While he retired in 2002, Dr Rice continued to work from the Women’s and Children’s Hospital until 2012, contacting past patients and updating his file – vital information to telling the whole story of childhood cancer.

“We tried to set up a specific follow-up program at the WCH in the early 2000s but funding wasn’t provided so that fell over, so I started this follow-up myself – I was working part-time by then,” he says.

“We had lost (contact with) 30 per cent of the survivors so back in 2009, I started seriously trying to chase them. It wasn’t easy but I found a lot of them.

“So, I passed on the information that we now knew about risk factors, I got them to tell me whether they’d had any health problems so I could record that data. One of the disappointments that came out of it was how little we had been told about it. The medical system is not set up to share information like it was back in the day when we all saw just one GP for our lifetime. Information gets lost.”

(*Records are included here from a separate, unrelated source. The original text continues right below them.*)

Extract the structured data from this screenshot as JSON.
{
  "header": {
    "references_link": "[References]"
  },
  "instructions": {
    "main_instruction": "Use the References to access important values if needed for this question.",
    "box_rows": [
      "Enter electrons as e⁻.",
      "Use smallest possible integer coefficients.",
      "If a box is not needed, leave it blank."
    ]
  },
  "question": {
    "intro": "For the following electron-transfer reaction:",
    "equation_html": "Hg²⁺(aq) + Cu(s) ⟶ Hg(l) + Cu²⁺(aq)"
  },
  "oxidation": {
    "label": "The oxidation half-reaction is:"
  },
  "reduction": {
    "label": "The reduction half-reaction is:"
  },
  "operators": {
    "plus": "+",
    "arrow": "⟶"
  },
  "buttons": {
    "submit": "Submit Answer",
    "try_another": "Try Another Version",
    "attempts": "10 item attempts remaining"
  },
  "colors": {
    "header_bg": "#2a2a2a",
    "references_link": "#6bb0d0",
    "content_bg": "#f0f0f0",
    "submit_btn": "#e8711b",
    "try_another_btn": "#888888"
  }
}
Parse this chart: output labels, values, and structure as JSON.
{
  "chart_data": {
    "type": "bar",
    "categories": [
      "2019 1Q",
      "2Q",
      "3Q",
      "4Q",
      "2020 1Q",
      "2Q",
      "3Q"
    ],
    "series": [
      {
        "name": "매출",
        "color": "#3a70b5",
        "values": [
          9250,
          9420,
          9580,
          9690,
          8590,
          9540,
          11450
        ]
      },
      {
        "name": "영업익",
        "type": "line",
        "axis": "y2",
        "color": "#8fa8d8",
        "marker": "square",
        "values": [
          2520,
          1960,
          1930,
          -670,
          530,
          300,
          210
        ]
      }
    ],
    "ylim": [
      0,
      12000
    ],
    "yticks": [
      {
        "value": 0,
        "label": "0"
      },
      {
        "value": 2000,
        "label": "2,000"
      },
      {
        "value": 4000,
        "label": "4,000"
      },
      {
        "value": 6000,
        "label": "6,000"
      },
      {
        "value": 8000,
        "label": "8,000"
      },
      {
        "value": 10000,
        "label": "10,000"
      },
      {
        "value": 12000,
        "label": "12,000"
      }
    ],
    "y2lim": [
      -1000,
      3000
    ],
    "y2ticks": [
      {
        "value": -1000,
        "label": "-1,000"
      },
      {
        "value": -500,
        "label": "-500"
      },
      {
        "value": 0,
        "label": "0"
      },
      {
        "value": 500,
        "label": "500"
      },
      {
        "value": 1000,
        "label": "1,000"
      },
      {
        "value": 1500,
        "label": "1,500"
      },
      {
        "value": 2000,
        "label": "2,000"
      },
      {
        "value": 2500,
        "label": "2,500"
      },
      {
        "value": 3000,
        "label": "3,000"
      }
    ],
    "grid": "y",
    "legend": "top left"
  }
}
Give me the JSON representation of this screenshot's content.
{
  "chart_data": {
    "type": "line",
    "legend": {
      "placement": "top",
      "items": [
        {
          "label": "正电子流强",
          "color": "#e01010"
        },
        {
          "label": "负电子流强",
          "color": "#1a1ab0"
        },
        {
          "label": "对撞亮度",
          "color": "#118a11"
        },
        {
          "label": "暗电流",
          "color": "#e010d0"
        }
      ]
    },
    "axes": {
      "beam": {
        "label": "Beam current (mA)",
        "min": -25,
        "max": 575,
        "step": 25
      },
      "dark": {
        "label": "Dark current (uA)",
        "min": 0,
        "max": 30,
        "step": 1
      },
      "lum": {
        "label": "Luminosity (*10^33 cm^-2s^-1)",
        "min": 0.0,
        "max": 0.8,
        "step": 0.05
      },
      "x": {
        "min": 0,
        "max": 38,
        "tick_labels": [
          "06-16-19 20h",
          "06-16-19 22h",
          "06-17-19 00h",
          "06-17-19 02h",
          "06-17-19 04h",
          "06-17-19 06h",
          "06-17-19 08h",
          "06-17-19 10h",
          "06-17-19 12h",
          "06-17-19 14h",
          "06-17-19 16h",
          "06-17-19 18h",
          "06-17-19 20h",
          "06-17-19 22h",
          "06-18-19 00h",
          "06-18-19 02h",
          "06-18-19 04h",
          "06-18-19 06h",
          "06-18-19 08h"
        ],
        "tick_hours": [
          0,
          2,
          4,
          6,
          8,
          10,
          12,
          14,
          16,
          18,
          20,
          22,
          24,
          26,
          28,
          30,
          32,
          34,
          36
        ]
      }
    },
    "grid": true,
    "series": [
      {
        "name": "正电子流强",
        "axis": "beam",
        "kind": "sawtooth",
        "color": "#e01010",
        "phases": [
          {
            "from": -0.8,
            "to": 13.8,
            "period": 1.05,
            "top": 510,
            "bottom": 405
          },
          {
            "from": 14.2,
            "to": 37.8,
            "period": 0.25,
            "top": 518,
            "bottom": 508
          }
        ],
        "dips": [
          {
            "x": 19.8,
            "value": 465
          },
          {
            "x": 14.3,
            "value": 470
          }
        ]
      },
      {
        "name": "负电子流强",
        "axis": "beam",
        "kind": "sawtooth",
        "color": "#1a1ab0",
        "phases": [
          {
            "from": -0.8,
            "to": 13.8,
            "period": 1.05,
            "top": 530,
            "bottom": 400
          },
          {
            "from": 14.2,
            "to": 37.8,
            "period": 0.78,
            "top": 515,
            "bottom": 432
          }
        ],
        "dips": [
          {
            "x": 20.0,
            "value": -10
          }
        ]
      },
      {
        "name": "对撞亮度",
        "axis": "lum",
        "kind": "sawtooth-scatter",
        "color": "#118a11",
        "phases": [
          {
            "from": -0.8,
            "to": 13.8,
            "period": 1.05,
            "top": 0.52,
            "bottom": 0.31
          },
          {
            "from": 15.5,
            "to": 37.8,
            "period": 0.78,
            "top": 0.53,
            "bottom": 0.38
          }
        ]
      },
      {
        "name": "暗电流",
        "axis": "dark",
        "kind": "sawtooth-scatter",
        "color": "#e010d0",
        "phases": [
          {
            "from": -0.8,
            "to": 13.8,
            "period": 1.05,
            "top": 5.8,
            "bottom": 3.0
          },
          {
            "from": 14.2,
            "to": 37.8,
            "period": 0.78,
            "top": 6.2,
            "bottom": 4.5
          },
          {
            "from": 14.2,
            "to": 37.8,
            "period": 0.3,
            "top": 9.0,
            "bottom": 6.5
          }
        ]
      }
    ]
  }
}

It’s a problem that the health system doesn’t see that it’s essential to follow up patients. The SA Health Department refuses to pay for anyone over the age of 18 to attend the follow-up clinic at the Women’s and Children’s, and the adult system is too busy to know them, he says.

Prior to 1971, there were just three survivors of acute leukaemia in SA and, in that time, Dr Rice treated 54 patients. Those three people are still alive, he says proudly. “I meet one of them from time to time at the airport because he’s a traffic warden.” Another is a 52-year-old woman who now lives in Sydney, the longest known survivor of all of Dr Rice’s patients. It is these success stories that has kept him going, as well as the constant and incremental improvements in cancer treatment for children. “Besides suppressing emotions, the other thing that helped me stay is that it got better,” he says. “The burnout in this field was well-known because you were dealing with death all the time and that steady improvement that I saw from the beginning of the 1970s kept me going.”

Childhood cancer specialist Dr Michael Rice with ex-patient Christabel Powell. Photo: Tom Huntley
Childhood cancer specialist Dr Michael Rice with ex-patient Christabel Powell. Photo: Tom Huntley

Science now is learning what may cause cancer, and how acute leukaemia is not one disease but many, he says. The big drug firms are discovering ways to stop cancer cells developing and targeted treatments are coming. “New drugs are appearing on the horizon,” he says. “The best example is the drugs for melanoma. (Hawthorn footballer) Jarryd Roughead was riddled with melanoma, but he received treatment and is playing football at the highest level. Is he cured? I don’t know but he’s certainly lived a lot longer than he would have.”

Also vital to the success stories of survivors has been the rise of organisations such as the Childhood Cancer Association, which was established in 1982 by parents of children with cancer. Today it welcomes donations to help it offer support, counselling and services to families coping with childhood cancer. These include the SIBS program to help “super important brothers and sisters” of patients, home tutoring schemes for children receiving treatment, as well as accommodation for families travelling from the country and interstate. Dr Rice says this and other organisations such as Camp Quality, Ronald McDonald House, CanTeen and Make-A-Wish Foundation are also key when it comes to offering support to families grappling with this cruel disease.

Today, Dr Rice continues to get Christmas cards from the families of past patients. He and Judy are kept busy with their six adult children, and nine grandchildren.

He continues to strive for a balance between empathy and harsh reality. “You have to be sufficiently detached to tell a family there is no further treatment advisable – yet you can’t be,” he says. “It’s very hard to say ‘we need to switch to relief of pain and support for your child until death takes them’.

“I am sure it’s had an effect on the way I see life. I am far less demonstrative towards my children than Judy is because my emotions have been beaten out of me – but what sustains me through my work has been helping people.

“These people are going through this terrible time and you have to be prepared to give of yourself. Looking back on it all, I wouldn’t do anything differently.”